You can download the SIPconnect 1.1 technical specification and see the great amount of work they have done. The idea is that ultimately any "SIPconnect-compliant" IP-PBX or other SIP server can connect to any "SIPconnect-compliant" SIP service provider. It should "just work" with a minimum amount of testing. The goal is to allow the more rapid deployment of SIP-based IP-PBXs and making this part of the interconnection puzzle work that much better.

So if you are a vendor of a SIP server, whether you call it an IP-PBX, a call server, or whatever... or you are a SIP service provider seeking to connect to SIP servers at your customers - in either case you have SIPconnect that you can use to be "SIP-compliant".

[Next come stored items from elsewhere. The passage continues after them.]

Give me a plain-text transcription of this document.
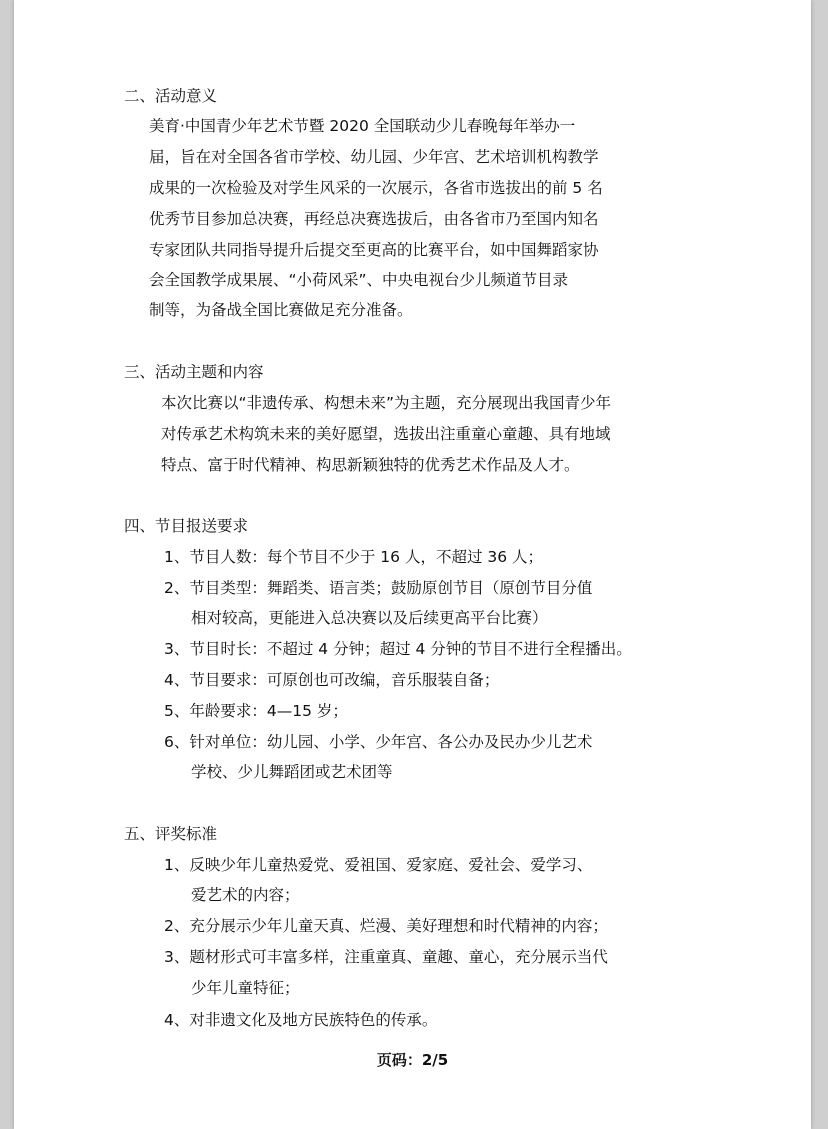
二、活动意义
美育·中国青少年艺术节暨 2020 全国联动少儿春晚每年举办一
届，旨在对全国各省市学校、幼儿园、少年宫、艺术培训机构教学
成果的一次检验及对学生风采的一次展示，各省市选拔出的前 5 名
优秀节目参加总决赛，再经总决赛选拔后，由各省市乃至国内知名
专家团队共同指导提升后提交至更高的比赛平台，如中国舞蹈家协
会全国教学成果展、“小荷风采”、中央电视台少儿频道节目录
制等，为备战全国比赛做足充分准备。
三、活动主题和内容
本次比赛以“非遗传承、构想未来”为主题，充分展现出我国青少年
对传承艺术构筑未来的美好愿望，选拔出注重童心童趣、具有地域
特点、富于时代精神、构思新颖独特的优秀艺术作品及人才。
四、节目报送要求
1、节目人数：每个节目不少于 16 人，不超过 36 人；
2、节目类型：舞蹈类、语言类；鼓励原创节目（原创节目分值
相对较高，更能进入总决赛以及后续更高平台比赛）
3、节目时长：不超过 4 分钟；超过 4 分钟的节目不进行全程播出。
4、节目要求：可原创也可改编，音乐服装自备；
5、年龄要求：4—15 岁；
6、针对单位：幼儿园、小学、少年宫、各公办及民办少儿艺术
学校、少儿舞蹈团或艺术团等
五、评奖标准
1、反映少年儿童热爱党、爱祖国、爱家庭、爱社会、爱学习、
爱艺术的内容；
2、充分展示少年儿童天真、烂漫、美好理想和时代精神的内容；
3、题材形式可丰富多样，注重童真、童趣、童心，充分展示当代
少年儿童特征；
4、对非遗文化及地方民族特色的传承。
页码：2/5
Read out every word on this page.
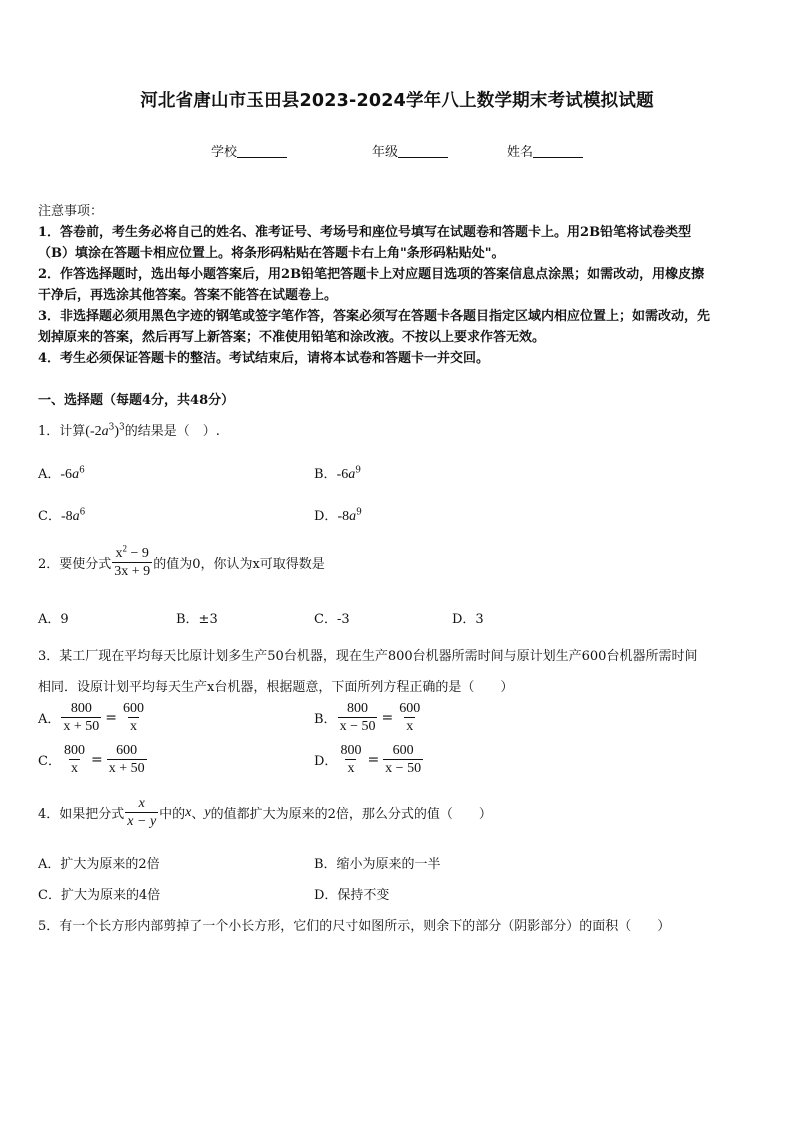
河北省唐山市玉田县2023-2024学年八上数学期末考试模拟试题
学校	年级	姓名
注意事项：
1．答卷前，考生务必将自己的姓名、准考证号、考场号和座位号填写在试题卷和答题卡上。用2B铅笔将试卷类型
（B）填涂在答题卡相应位置上。将条形码粘贴在答题卡右上角"条形码粘贴处"。
2．作答选择题时，选出每小题答案后，用2B铅笔把答题卡上对应题目选项的答案信息点涂黑；如需改动，用橡皮擦
干净后，再选涂其他答案。答案不能答在试题卷上。
3．非选择题必须用黑色字迹的钢笔或签字笔作答，答案必须写在答题卡各题目指定区域内相应位置上；如需改动，先
划掉原来的答案，然后再写上新答案；不准使用铅笔和涂改液。不按以上要求作答无效。
4．考生必须保证答题卡的整洁。考试结束后，请将本试卷和答题卡一并交回。
一、选择题（每题4分，共48分）
1．计算$(-2a^3)^3$的结果是（　）.
A．$-6a^6$	B．$-6a^9$
C．$-8a^6$	D．$-8a^9$
2．要使分式 $\frac{x^2 - 9}{3x + 9}$ 的值为0，你认为x可取得数是
A．9	B．±3	C．-3	D．3
3．某工厂现在平均每天比原计划多生产50台机器，现在生产800台机器所需时间与原计划生产600台机器所需时间
相同．设原计划平均每天生产x台机器，根据题意，下面所列方程正确的是（　　）
A． $\frac{800}{x + 50} = \frac{600}{x}$	B． $\frac{800}{x - 50} = \frac{600}{x}$
C． $\frac{800}{x} = \frac{600}{x + 50}$	D． $\frac{800}{x} = \frac{600}{x - 50}$
4．如果把分式 $\frac{x}{x - y}$ 中的 x 、 y 的值都扩大为原来的2倍，那么分式的值（　　）
A．扩大为原来的2倍	B．缩小为原来的一半
C．扩大为原来的4倍	D．保持不变
5．有一个长方形内部剪掉了一个小长方形，它们的尺寸如图所示，则余下的部分（阴影部分）的面积（　　）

But what about the other roles?

What if a vendor has multiple products?

What if a service provider or enterprise is just trying to get "SIP" products to work together? What should they specify beyond the vague statement that a product should support "SIP"?

Now, there are other organizations that have attempted to answer this question. The 3GPP has a list of SIP specifications and the GSMA seems to have similar documents. The ITU-T has many recommendations but since they rename everything it's hard to understand what really links back to SIP - and many of the ITU recommendations are only available to members and so you can't easily view them.

Which brings me back to these questions:

  • Do we need a new IETF document that aims to update RFC 5411 with a newer list and perhaps "profiles" of what would be needed for different roles?
  • Is this something the SIP Forum or some other organization should take on?
  • Has someone else already created a concise list/document/specification and I just haven't yet found it?

And perhaps the even larger question:

  • Do you believe this is an issue that we collectively should be working on as an industry to help make the deployment of SIP easier?

What do you think? How do we define SIP in 2014? What should we do? I'd love to hear your comments either in response to this post here on this blog or out on social media where this is posted. (Thanks!)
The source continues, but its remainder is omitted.